O ex-governador de Mato Grosso e pré-candidato ao Senado, Mauro Mendes (União Brasil), afirmou nesta quinta-feira (23) que a pré-candidatura de Flávio Bolsonaro (PL) à Presidência da República enfrenta um cenário de instabilidade e incertezas para as eleições de 2026. Segundo Mendes, os rumores sobre uma possível desistência e disputas internas têm afetado a imagem do projeto político da direita.

Em entrevista à imprensa, Mendes afirmou que há “muitos ruídos” nos bastidores envolvendo o nome de Flávio Bolsonaro, escolhido pelo ex-presidente Jair Bolsonaro (PL) para representar o grupo político na corrida presidencial. “O cenário hoje ainda está muito indefinido. Existem muitos rumores de eventual desistência, muito fogo amigo e fogo inimigo”, declarou.

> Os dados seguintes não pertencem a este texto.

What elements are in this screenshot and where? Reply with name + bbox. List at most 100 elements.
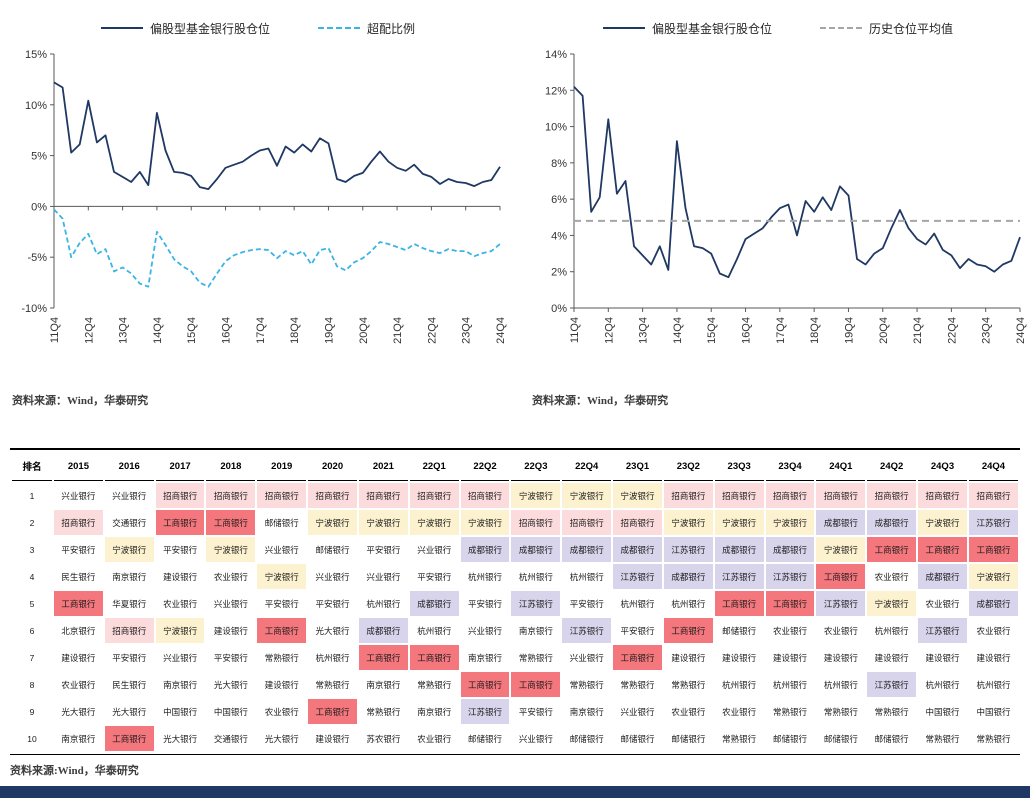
bank-cell: 建设银行 xyxy=(663,645,713,670)
bank-cell: 兴业银行 xyxy=(358,564,408,589)
table-row: 10 南京银行 工商银行 光大银行 交通银行 光大银行 建设银行 苏农银行 农业银行 邮储银行 兴业… xyxy=(12,726,1018,751)
rank-cell: 10 xyxy=(27,733,37,744)
bank-cell: 中国银行 xyxy=(968,699,1018,724)
x-tick-label: 20Q4 xyxy=(358,317,370,344)
bank-cell: 宁波银行 xyxy=(460,510,510,535)
table-row: 2 招商银行 交通银行 工商银行 工商银行 邮储银行 宁波银行 宁波银行 宁波银行 宁波银行 招商银… xyxy=(12,510,1018,535)
x-tick-label: 20Q4 xyxy=(878,317,890,344)
bank-cell: 邮储银行 xyxy=(663,726,713,751)
bank-cell: 南京银行 xyxy=(409,699,459,724)
bank-cell: 建设银行 xyxy=(968,645,1018,670)
table-row: 3 平安银行 宁波银行 平安银行 宁波银行 兴业银行 邮储银行 平安银行 兴业银行 成都银行 成都银… xyxy=(12,537,1018,562)
legend-label: 历史仓位平均值 xyxy=(869,21,954,36)
x-tick-label: 15Q4 xyxy=(706,317,718,344)
bank-cell: 宁波银行 xyxy=(714,510,764,535)
bank-cell: 工商银行 xyxy=(816,564,866,589)
bank-cell: 工商银行 xyxy=(867,537,917,562)
bank-cell: 兴业银行 xyxy=(54,483,103,508)
bank-cell: 南京银行 xyxy=(54,726,103,751)
x-tick-label: 23Q4 xyxy=(461,317,473,344)
bank-cell: 杭州银行 xyxy=(765,672,815,697)
bank-cell: 兴业银行 xyxy=(206,591,256,616)
bank-cell: 南京银行 xyxy=(155,672,205,697)
period-column-header: 22Q3 xyxy=(511,452,561,481)
bank-cell: 成都银行 xyxy=(562,537,612,562)
bank-cell: 招商银行 xyxy=(308,483,357,508)
x-tick-label: 22Q4 xyxy=(946,317,958,344)
bank-cell: 杭州银行 xyxy=(918,672,967,697)
period-column-header: 24Q4 xyxy=(968,452,1018,481)
bank-cell: 常熟银行 xyxy=(765,699,815,724)
bank-cell: 江苏银行 xyxy=(765,564,815,589)
legend-label: 偏股型基金银行股仓位 xyxy=(149,21,270,36)
table-source-note: 资料来源:Wind，华泰研究 xyxy=(10,765,139,777)
x-tick-label: 15Q4 xyxy=(186,317,198,344)
bank-cell: 邮储银行 xyxy=(308,537,357,562)
bank-cell: 兴业银行 xyxy=(511,726,561,751)
x-tick-label: 24Q4 xyxy=(1015,317,1027,344)
x-tick-label: 18Q4 xyxy=(289,317,301,344)
series-line xyxy=(573,86,1021,279)
bank-cell: 成都银行 xyxy=(968,591,1018,616)
bank-cell: 常熟银行 xyxy=(816,699,866,724)
bank-cell: 成都银行 xyxy=(918,564,967,589)
bank-cell: 南京银行 xyxy=(562,699,612,724)
bank-cell: 招商银行 xyxy=(104,618,154,643)
bank-cell: 工商银行 xyxy=(104,726,154,751)
bank-cell: 苏农银行 xyxy=(358,726,408,751)
bank-cell: 中国银行 xyxy=(155,699,205,724)
bank-cell: 招商银行 xyxy=(765,483,815,508)
bank-cell: 成都银行 xyxy=(409,591,459,616)
x-tick-label: 17Q4 xyxy=(255,317,267,344)
chart-legend: 偏股型基金银行股仓位 超配比例 xyxy=(8,16,508,40)
x-tick-label: 14Q4 xyxy=(152,317,164,344)
bank-cell: 平安银行 xyxy=(409,564,459,589)
period-column-header: 2017 xyxy=(155,452,205,481)
bank-cell: 江苏银行 xyxy=(613,564,662,589)
legend-item: 历史仓位平均值 xyxy=(820,20,953,37)
bank-cell: 杭州银行 xyxy=(511,564,561,589)
bank-cell: 中国银行 xyxy=(918,699,967,724)
bank-cell: 常熟银行 xyxy=(714,726,764,751)
x-tick-label: 12Q4 xyxy=(603,317,615,344)
bank-cell: 农业银行 xyxy=(663,699,713,724)
bank-cell: 宁波银行 xyxy=(968,564,1018,589)
bank-cell: 邮储银行 xyxy=(562,726,612,751)
y-tick-label: -5% xyxy=(27,252,47,264)
bank-cell: 工商银行 xyxy=(257,618,307,643)
bank-cell: 宁波银行 xyxy=(867,591,917,616)
table-row: 5 工商银行 华夏银行 农业银行 兴业银行 平安银行 平安银行 杭州银行 成都银行 平安银行 江苏银… xyxy=(12,591,1018,616)
bank-cell: 宁波银行 xyxy=(816,537,866,562)
bank-cell: 平安银行 xyxy=(511,699,561,724)
bank-cell: 华夏银行 xyxy=(104,591,154,616)
bank-cell: 南京银行 xyxy=(358,672,408,697)
line-chart-position-overweight: 15% 10% 5% 0% -5% -10%11Q4 12Q4 13Q4 14Q4 15Q4 16Q… xyxy=(21,49,507,344)
x-tick-label: 22Q4 xyxy=(426,317,438,344)
bank-cell: 兴业银行 xyxy=(104,483,154,508)
bank-cell: 兴业银行 xyxy=(613,699,662,724)
bank-cell: 宁波银行 xyxy=(613,483,662,508)
legend-item: 偏股型基金银行股仓位 xyxy=(602,20,772,37)
bank-cell: 宁波银行 xyxy=(358,510,408,535)
bank-cell: 光大银行 xyxy=(155,726,205,751)
x-tick-label: 24Q4 xyxy=(495,317,507,344)
bank-cell: 邮储银行 xyxy=(613,726,662,751)
bank-cell: 工商银行 xyxy=(663,618,713,643)
bank-cell: 江苏银行 xyxy=(663,537,713,562)
bank-cell: 成都银行 xyxy=(714,537,764,562)
bank-cell: 招商银行 xyxy=(663,483,713,508)
bank-cell: 中国银行 xyxy=(206,699,256,724)
bank-cell: 邮储银行 xyxy=(714,618,764,643)
bank-cell: 招商银行 xyxy=(460,483,510,508)
x-tick-label: 11Q4 xyxy=(569,317,581,343)
x-tick-label: 23Q4 xyxy=(981,317,993,344)
period-column-header: 23Q4 xyxy=(765,452,815,481)
bank-cell: 邮储银行 xyxy=(765,726,815,751)
bank-cell: 工商银行 xyxy=(206,510,256,535)
bank-cell: 邮储银行 xyxy=(460,726,510,751)
bank-cell: 光大银行 xyxy=(54,699,103,724)
bank-cell: 江苏银行 xyxy=(918,618,967,643)
bank-cell: 江苏银行 xyxy=(714,564,764,589)
bank-cell: 平安银行 xyxy=(308,591,357,616)
y-tick-label: 10% xyxy=(545,122,567,134)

Apesar de avaliar negativamente a gestão do presidente Luiz Inácio Lula da Silva (PT), Mauro Mendes disse que a direita ainda enfrenta dificuldade para consolidar uma liderança nacional. Para ele, a falta de um nome forte aumenta a incerteza sobre a disputa de 2026. “Existe um vácuo de grandes lideranças. O Flávio está tentando se firmar, mas essa névoa de expectativa não é positiva”, afirmou.